Our opinion is based on the Internal Revenue Code of 1986, as amended, Treasury regulations promulgated thereunder, judicial decisions, published positions of the Internal Revenue Service (the “Service”), and such other authorities as we have considered relevant, all as in effect on the date of this opinion and all of which are subject to change or differing interpretations, possibly with retroactive effect. A change in the authorities upon which our opinion is based could affect the conclusions expressed herein. Moreover, there can be no assurance that positions contrary to our opinion will not be taken by the Service or, if challenged, by a court.
Based upon the foregoing, and subject to the qualifications, assumptions and limitations set forth herein and in the Registration Statement, we hereby confirm that the statements set forth in the Registration Statement under the caption “Material U.S. Federal Income Tax Considerations,” insofar as they are statements regarding United States federal income tax law and regulations and legal conclusions with respect thereto, constitute the opinion of Latham & Watkins LLP as to the material U.S. federal income tax consequences to holders of Capitol’s Class A Common Stock that elect to have their Capitol Class A Common Stock redeemed for cash if the business combination is completed.
This opinion is being delivered prior to the consummation of the transactions contemplated by the Merger Agreement and therefore is prospective and dependent on future events. This opinion is expressed as of the date hereof, and we are under no obligation to supplement or revise our opinion to reflect any legal developments or any factual matters arising subsequent to the date hereof, or the impact of any information, document, certificate, record, statement, representation, covenant, or assumption relied upon herein that becomes incorrect or untrue.
We express our opinion herein only as to those matters specifically set forth above and no opinion should be inferred as to tax consequences with respect to the transactions contemplated by the Merger Agreement under any state, local or foreign law, or with respect to other areas of U.S. federal taxation. We are members of the Bar of the State of New York, and we do not express any opinion herein concerning any law other than the federal law of the United States.

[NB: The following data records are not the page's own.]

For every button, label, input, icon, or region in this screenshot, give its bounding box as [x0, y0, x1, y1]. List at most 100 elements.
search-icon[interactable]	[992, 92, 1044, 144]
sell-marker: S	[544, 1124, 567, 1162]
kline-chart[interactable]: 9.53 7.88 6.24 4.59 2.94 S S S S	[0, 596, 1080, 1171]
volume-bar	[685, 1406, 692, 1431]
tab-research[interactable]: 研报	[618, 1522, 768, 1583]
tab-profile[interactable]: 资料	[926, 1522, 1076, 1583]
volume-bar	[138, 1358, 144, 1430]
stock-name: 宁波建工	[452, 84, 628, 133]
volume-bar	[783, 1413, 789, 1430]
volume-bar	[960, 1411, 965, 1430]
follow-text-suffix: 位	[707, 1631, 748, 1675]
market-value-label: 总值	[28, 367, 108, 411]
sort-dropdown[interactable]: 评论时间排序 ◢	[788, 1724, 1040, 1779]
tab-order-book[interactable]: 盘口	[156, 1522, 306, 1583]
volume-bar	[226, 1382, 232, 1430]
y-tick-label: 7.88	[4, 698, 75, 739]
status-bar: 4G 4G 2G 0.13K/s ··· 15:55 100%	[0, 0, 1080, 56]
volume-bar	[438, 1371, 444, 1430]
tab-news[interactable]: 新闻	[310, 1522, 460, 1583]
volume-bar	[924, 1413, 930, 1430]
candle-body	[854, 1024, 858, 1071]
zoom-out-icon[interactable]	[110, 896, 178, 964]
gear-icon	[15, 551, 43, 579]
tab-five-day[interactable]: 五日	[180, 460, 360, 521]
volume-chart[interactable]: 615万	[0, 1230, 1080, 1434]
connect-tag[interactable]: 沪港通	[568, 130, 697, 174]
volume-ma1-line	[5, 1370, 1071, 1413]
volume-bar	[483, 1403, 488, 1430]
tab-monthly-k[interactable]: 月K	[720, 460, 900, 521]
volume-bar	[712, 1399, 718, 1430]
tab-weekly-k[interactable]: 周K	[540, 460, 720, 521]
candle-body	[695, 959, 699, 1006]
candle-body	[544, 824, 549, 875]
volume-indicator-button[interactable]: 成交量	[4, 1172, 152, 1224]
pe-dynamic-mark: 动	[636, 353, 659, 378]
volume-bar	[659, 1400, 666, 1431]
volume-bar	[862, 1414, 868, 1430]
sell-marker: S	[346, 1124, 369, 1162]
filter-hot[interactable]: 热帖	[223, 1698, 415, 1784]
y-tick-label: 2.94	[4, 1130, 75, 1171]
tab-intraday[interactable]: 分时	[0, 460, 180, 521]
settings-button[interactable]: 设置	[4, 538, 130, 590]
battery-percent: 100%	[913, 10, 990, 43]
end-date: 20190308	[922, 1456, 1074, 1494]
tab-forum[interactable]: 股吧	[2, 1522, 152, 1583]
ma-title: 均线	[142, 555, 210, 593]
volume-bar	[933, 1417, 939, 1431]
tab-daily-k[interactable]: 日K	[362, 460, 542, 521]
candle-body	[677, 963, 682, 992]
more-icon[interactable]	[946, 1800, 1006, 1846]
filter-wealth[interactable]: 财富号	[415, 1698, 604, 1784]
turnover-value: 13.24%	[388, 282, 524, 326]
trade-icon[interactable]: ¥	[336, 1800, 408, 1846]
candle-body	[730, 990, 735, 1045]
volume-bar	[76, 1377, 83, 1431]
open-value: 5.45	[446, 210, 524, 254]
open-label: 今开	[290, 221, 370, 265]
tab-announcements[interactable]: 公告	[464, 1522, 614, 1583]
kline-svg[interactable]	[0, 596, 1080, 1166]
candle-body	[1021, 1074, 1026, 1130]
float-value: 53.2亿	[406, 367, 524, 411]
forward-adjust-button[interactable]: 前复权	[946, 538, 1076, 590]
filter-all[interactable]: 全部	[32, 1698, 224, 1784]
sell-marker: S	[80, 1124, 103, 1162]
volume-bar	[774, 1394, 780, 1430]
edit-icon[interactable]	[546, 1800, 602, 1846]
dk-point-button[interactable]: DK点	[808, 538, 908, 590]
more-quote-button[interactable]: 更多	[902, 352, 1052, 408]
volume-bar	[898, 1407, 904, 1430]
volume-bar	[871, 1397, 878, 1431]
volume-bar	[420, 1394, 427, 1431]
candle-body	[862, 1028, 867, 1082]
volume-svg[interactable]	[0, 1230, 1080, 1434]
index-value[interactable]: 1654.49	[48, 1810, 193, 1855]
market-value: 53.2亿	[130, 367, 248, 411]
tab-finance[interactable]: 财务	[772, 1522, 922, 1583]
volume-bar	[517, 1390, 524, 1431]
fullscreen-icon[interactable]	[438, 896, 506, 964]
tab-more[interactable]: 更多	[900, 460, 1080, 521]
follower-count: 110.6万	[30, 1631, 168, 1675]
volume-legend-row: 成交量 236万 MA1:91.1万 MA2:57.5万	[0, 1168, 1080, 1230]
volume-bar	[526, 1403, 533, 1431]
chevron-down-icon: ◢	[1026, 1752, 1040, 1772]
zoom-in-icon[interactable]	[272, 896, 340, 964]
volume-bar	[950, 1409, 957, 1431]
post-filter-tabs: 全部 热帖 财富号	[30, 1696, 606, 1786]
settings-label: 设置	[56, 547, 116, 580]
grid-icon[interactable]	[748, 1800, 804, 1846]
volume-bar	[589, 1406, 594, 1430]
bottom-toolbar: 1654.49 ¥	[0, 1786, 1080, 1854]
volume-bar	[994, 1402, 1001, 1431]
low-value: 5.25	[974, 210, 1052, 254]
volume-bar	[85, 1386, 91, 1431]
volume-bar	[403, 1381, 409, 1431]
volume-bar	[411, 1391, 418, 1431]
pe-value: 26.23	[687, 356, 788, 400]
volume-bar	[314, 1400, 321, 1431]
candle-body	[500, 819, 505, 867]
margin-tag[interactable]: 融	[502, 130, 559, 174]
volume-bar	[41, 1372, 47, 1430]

This opinion has been prepared solely in connection with the Registration Statement and may not be relied upon for any other purpose without our prior written consent. We hereby consent to the filing of this opinion as Exhibit 8.1 to the Registration Statement. In giving this consent, we do not thereby admit that we are in the category of persons whose consent is required under Section 7 of the Securities Act of 1933, as amended, or the rules and regulations of the Securities Exchange Commission thereunder.